As per FBRef, Snodgrass has a tally of 0.60 goals (minus penalties) plus assists per 90 minutes this season. That is the highest in the side and as much as 0.17 more than second-placed Andriy Yarmolenko.

Snodgrass has come up with the third-highest number of shot-creation actions for the Hammers- 3.04. That is only behind Anderson and Manuel Lanzini and they aren’t far too ahead at all. But Snodgrass is in a planet of his own for the most number of shot-creation actions from deadball situations. His number is at 1.43- well more than Lanzini’s tally of 0.80.

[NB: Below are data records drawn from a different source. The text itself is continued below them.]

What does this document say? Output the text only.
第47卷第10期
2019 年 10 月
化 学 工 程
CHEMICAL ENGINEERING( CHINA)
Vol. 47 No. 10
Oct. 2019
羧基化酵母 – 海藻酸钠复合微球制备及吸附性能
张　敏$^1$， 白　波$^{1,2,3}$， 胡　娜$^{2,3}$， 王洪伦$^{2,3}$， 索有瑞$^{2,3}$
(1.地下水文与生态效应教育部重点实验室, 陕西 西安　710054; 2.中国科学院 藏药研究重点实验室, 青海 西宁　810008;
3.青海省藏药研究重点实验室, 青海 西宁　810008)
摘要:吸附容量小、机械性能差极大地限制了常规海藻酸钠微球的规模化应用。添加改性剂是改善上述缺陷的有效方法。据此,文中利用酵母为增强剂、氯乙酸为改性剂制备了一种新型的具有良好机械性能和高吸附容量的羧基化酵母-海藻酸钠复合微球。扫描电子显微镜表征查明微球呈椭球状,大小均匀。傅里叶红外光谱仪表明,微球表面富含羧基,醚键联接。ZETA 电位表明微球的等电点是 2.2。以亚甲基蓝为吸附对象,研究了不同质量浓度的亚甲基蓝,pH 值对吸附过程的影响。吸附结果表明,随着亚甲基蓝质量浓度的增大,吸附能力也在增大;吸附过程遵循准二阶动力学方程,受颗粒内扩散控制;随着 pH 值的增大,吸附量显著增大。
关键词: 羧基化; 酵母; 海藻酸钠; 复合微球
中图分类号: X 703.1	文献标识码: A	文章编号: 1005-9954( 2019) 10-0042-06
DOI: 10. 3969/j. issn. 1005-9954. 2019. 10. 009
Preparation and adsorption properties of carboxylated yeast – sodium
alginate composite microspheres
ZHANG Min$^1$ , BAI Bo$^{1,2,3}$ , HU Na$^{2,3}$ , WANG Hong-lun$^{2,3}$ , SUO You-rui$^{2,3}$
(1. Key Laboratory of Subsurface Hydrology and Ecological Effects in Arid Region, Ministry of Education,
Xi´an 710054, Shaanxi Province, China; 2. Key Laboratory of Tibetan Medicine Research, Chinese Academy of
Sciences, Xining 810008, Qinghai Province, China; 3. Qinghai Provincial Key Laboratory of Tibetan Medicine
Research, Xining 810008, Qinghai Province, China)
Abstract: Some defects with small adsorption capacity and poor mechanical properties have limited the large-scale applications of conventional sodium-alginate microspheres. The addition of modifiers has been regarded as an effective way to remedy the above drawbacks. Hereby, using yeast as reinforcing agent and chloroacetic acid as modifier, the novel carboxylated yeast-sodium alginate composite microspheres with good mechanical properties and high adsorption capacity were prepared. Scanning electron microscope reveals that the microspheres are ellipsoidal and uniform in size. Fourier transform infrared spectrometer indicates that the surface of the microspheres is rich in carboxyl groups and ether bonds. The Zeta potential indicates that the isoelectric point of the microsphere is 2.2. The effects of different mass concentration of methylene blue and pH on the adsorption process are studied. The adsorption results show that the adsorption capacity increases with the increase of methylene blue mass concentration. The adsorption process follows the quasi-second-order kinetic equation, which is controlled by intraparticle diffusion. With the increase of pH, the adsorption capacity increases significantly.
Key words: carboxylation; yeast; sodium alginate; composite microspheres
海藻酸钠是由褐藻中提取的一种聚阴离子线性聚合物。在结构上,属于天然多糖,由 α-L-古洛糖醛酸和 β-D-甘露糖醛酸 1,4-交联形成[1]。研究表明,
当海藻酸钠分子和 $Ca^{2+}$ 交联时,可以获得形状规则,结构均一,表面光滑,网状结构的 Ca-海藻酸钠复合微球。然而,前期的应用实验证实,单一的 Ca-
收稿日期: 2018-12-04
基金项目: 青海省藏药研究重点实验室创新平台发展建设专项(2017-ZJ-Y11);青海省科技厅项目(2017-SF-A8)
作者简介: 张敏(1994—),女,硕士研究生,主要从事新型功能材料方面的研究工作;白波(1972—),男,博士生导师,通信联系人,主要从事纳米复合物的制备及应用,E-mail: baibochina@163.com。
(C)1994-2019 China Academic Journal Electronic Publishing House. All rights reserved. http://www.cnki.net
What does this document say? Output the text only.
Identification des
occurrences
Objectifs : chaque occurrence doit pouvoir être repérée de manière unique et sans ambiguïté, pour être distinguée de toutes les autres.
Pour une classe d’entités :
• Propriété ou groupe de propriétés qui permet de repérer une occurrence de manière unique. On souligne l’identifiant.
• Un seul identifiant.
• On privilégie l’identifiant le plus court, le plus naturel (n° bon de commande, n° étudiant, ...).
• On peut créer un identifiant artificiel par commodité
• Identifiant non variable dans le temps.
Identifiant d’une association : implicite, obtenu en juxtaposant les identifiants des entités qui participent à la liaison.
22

Snodgrass’ contributions though, have come at crucial times as well. Against Brighton, West Ham had gone 3-0 up in the first-half thanks to a brace from the Scot and an assist from him. The game did end 3-3 but Snodgrass wasn’t exactly responsible for that.

He had scored once in the club’s 1-1 draw against Sheffield United and got a vital assist in a 1-1 draw against Everton as well. So in hindsight, his contributions have been very valuable and if he hadn’t done all that, the Hammers might have been in deeper relegation trouble.

Snodgrass also has a battling mentality in him that the team needs at this point. He has won 1.2 tackles per game and it shows how he is made for David Moyes’ hardworking and pragmatic system.

He has completed only 0.8 dribbles per game, but he’s come up with 1.4 key passes per game. So it shows a lot about his style. He won’t do the flashy stuff of taking players on, beat them like someone like Anderson would. He is more direct about things and just want to create chances more than anything.

He is 31 and has been more important to the club than any other player. While it shows how poor the transfers have been at West Ham, it also shows why Snodgrass deserves a lot of credit for how he’s been this season.